Ultimately her work paid off resulting in winning the high school state title as the number one runner in her event, the 300 meter intermediate hurdles as well as running the ninth fastest time in the nation for high school runners in the same event.

“Track season of 2011 became my break out year. This was the year when we got a new coach, Coach Davidson Gill. He had the ability to motivate and train the team in an outstanding and uplifting way. The team looked up to him in many aspects of life. He deserves to be highly accredited; I came from being an average runner to an elite hurdler. I became one of the top hurdlers in South Florida and I am very proud of that. Several goals were met: 2011 BCAA County Champion in both hurdles also 2011 FHSAA Class 3A State Champion in the 100 meter hurdles. That wasn’t the end; I knew many other competitors were coming back next year to defeat me. Knowing that, I became even more dedicated. Starting in the summer, I trained for cross country to build my endurance and strength. Then along came track season of my senior year. I defended my title of BCAA County Champion in both hurdles for 2012. Un-fortunately, I didn’t defend my title of state champion in the 100 meter hurdles. However, I earned the title of 2012 FHSAA Class 3A State Champion in the 300 meter hurdles.”

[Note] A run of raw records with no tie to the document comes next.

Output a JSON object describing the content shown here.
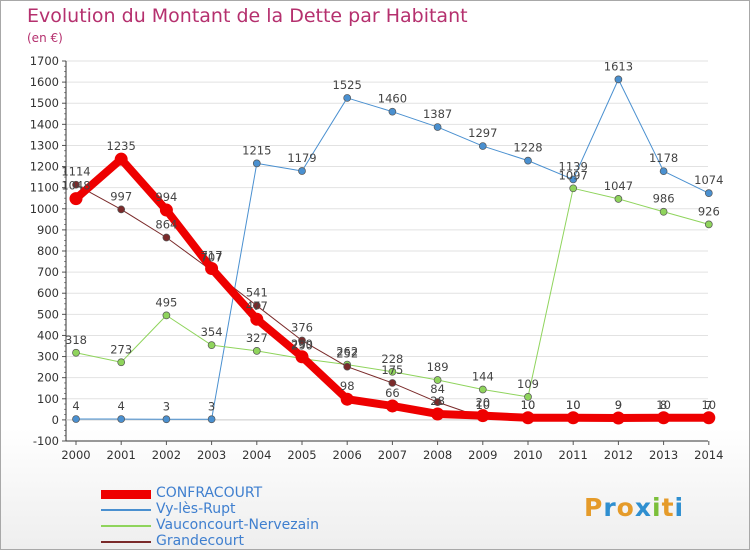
{
  "title": "Evolution du Montant de la Dette par Habitant",
  "subtitle": "(en €)",
  "brand": {
    "text": "Proxiti",
    "letter_colors": [
      "#e59b2a",
      "#2f8fd0",
      "#e59b2a",
      "#2f8fd0",
      "#7bbf3a",
      "#e59b2a",
      "#2f8fd0"
    ]
  },
  "chart_data": {
    "type": "line",
    "title": "Evolution du Montant de la Dette par Habitant",
    "subtitle": "(en €)",
    "xlabel": "",
    "ylabel": "",
    "x": [
      "2000",
      "2001",
      "2002",
      "2003",
      "2004",
      "2005",
      "2006",
      "2007",
      "2008",
      "2009",
      "2010",
      "2011",
      "2012",
      "2013",
      "2014"
    ],
    "ylim": [
      -100,
      1700
    ],
    "yticks": [
      -100,
      0,
      100,
      200,
      300,
      400,
      500,
      600,
      700,
      800,
      900,
      1000,
      1100,
      1200,
      1300,
      1400,
      1500,
      1600,
      1700
    ],
    "grid": true,
    "legend_position": "bottom-left",
    "series": [
      {
        "name": "Vy-lès-Rupt",
        "color": "#4a90d0",
        "stroke": 1,
        "marker": 3.5,
        "values": [
          4,
          4,
          3,
          3,
          1215,
          1179,
          1525,
          1460,
          1387,
          1297,
          1228,
          1139,
          1613,
          1178,
          1074
        ],
        "labels": [
          "4",
          "4",
          "3",
          "3",
          "1215",
          "1179",
          "1525",
          "1460",
          "1387",
          "1297",
          "1228",
          "1139",
          "1613",
          "1178",
          "1074"
        ]
      },
      {
        "name": "Vauconcourt-Nervezain",
        "color": "#8fd45c",
        "stroke": 1,
        "marker": 3.5,
        "values": [
          318,
          273,
          495,
          354,
          327,
          290,
          262,
          228,
          189,
          144,
          109,
          1097,
          1047,
          986,
          926
        ],
        "labels": [
          "318",
          "273",
          "495",
          "354",
          "327",
          "290",
          "262",
          "228",
          "189",
          "144",
          "109",
          "1097",
          "1047",
          "986",
          "926"
        ]
      },
      {
        "name": "Grandecourt",
        "color": "#7a2a2a",
        "stroke": 1,
        "marker": 3.5,
        "values": [
          1114,
          997,
          864,
          707,
          541,
          376,
          252,
          175,
          84,
          10,
          10,
          10,
          9,
          8,
          7
        ],
        "labels": [
          "1114",
          "997",
          "864",
          "707",
          "541",
          "376",
          "252",
          "175",
          "84",
          "10",
          "10",
          "10",
          "9",
          "8",
          "7"
        ]
      },
      {
        "name": "CONFRACOURT",
        "color": "#ee0000",
        "stroke": 8,
        "marker": 6,
        "values": [
          1048,
          1235,
          994,
          717,
          477,
          299,
          98,
          66,
          28,
          20,
          10,
          10,
          9,
          10,
          10
        ],
        "labels": [
          "1048",
          "1235",
          "994",
          "717",
          "477",
          "299",
          "98",
          "66",
          "28",
          "20",
          "10",
          "10",
          "9",
          "10",
          "10"
        ]
      }
    ],
    "legend": [
      "CONFRACOURT",
      "Vy-lès-Rupt",
      "Vauconcourt-Nervezain",
      "Grandecourt"
    ]
  }
}
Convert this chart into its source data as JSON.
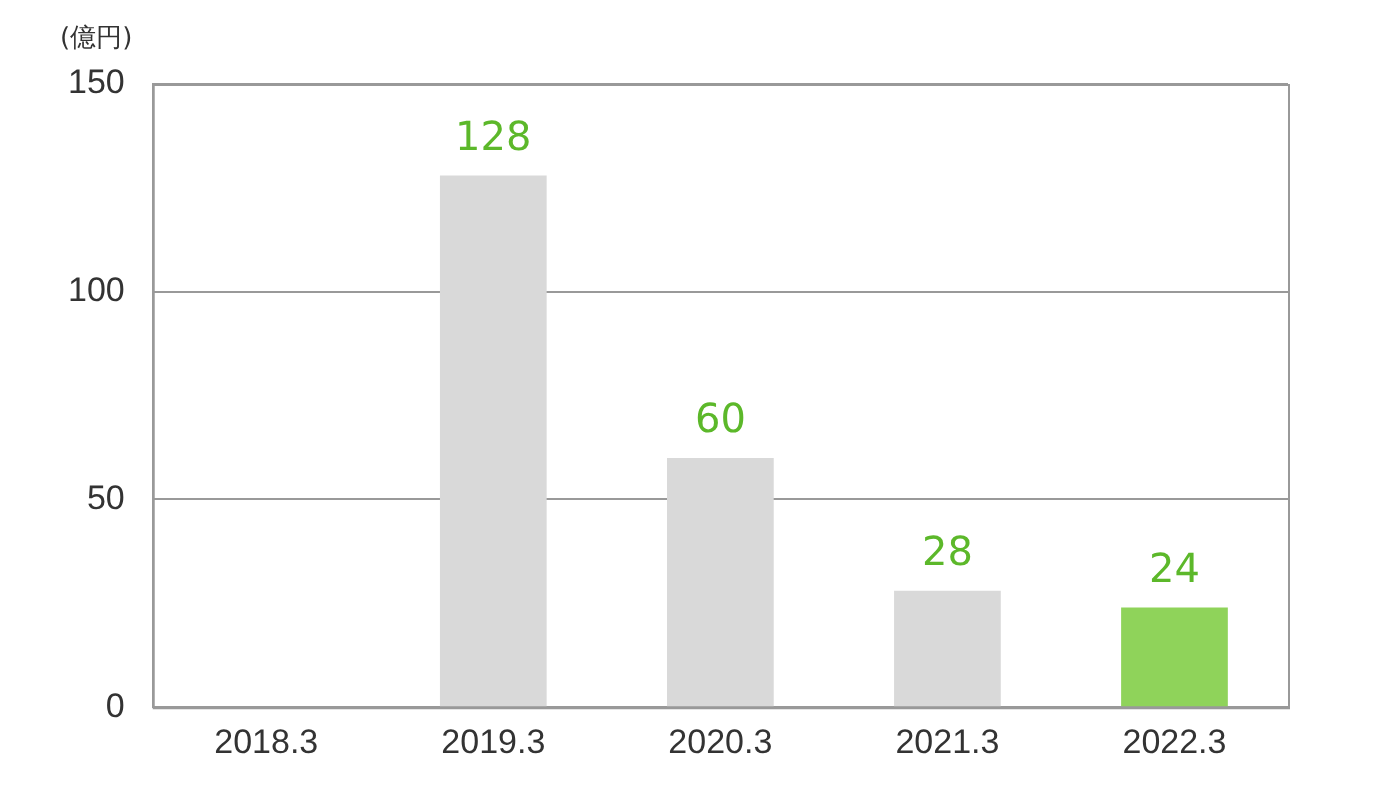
{
  "chart_data": {
    "type": "bar",
    "ylabel": "(億円)",
    "categories": [
      "2018.3",
      "2019.3",
      "2020.3",
      "2021.3",
      "2022.3"
    ],
    "values": [
      null,
      128,
      60,
      28,
      24
    ],
    "colors": [
      "#d9d9d9",
      "#d9d9d9",
      "#d9d9d9",
      "#d9d9d9",
      "#8fd35a"
    ],
    "ylim": [
      0,
      150
    ],
    "yticks": [
      0,
      50,
      100,
      150
    ],
    "grid": "y",
    "data_labels": true
  }
}
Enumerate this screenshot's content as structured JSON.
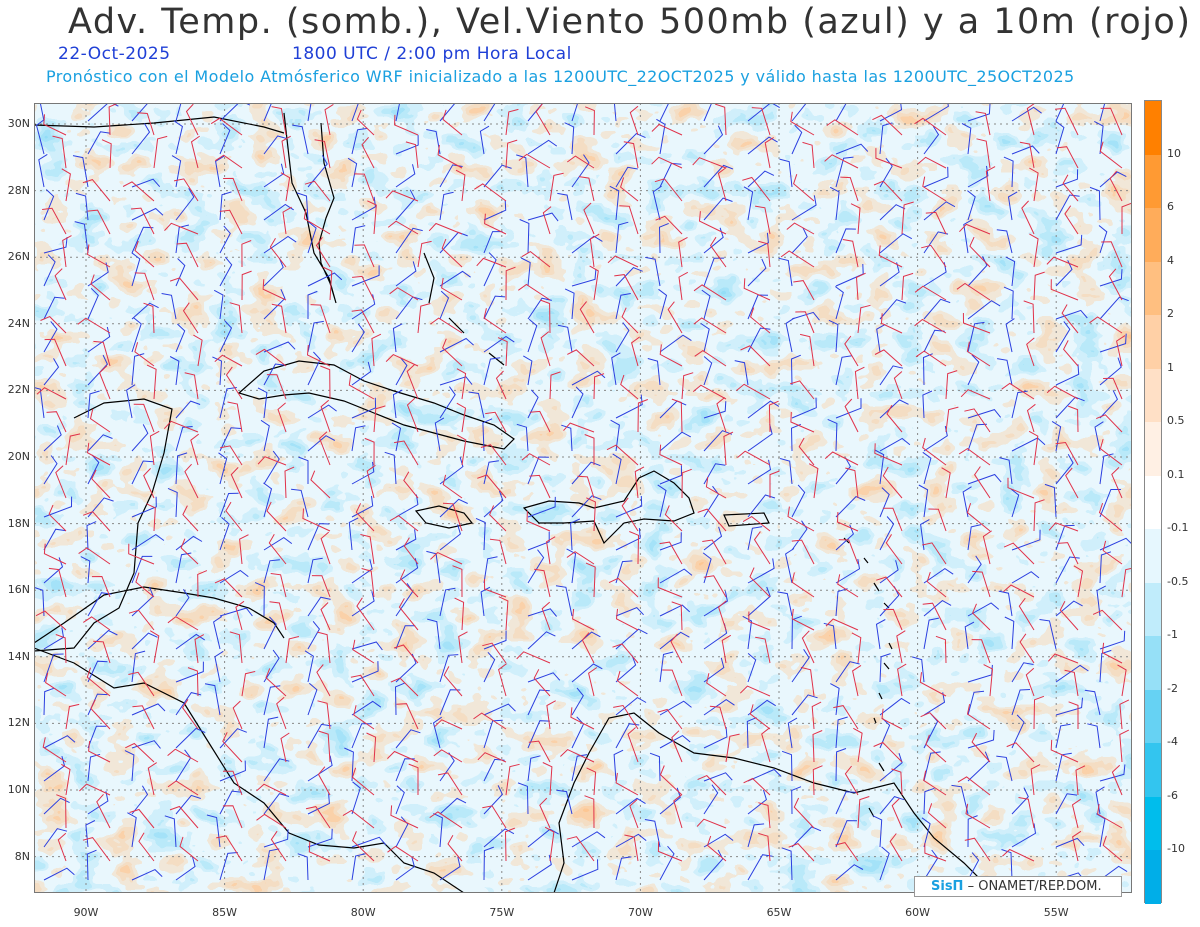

“Coach Davidson, my aunt, Kelly Johnson, and my grand-dad, John Davis are some of the biggest influences in my life. They entered into my life just in time to save my future. I couldn’t have gotten this far without them. Being successful in track in order to receive a full scholarship was my ultimate goal throughout high school. That dream came true. The University of Miami offered me a full scholarship and I was certainly glad to accept the offer.”

Glades plans to continue reaching her goals over the next four years at the University of Miami where she intends on earning a Bachelor of Science degree in Accounting and/or Business Management and continuing track and field at the University of Miami. In the future, I see myself with a college degree, having a good-paying job also being a Dillard High School and University of Miami alumnus. I’m working hard at being a wonderful mother. She also has set her sights on competing on the professional track circuit and one day representing her country in the Olympics.

Vernon Dooling has been a youth counselor for over 30 years. He grew to know Jamika after watching her compete against his daughters who also ran high school track.

“Jamika has mastered her circumstances just like she has mastered the hurdles. She has used wht most people would consider to be barriers to excel to the Victory Lane of life. I predict that Jamika’s future is filled with opportunities to make a difference in the lives of other young ladies and our com-munity. She has competed with my daughter and certainly set the bar high. When you compete against her better be able to run,” said Dooling.

Glades may not have been dealt the best hand in the world and has had her share of ups and downs over the past few years however she refused to let the hand she has been dealt define who she is. Instead she persevered and continued to pursue the goals she set in life.

“To any young person who may be facing some challenges in life, my advice would be to always stay focused on your ultimate goal, never give up on it, and do whatever it takes to succeed in life. If something negative comes up or there is an obstacle you are trying to overcome, just stay motivated and linger more on the positive aspects rather than the negative. I realized that balancing motherhood, school, and athletics would be the biggest challenge in my life, but that didn’t stop me. From then on, I continued to keep focus in school, on the track, and as a mother,” added Glades.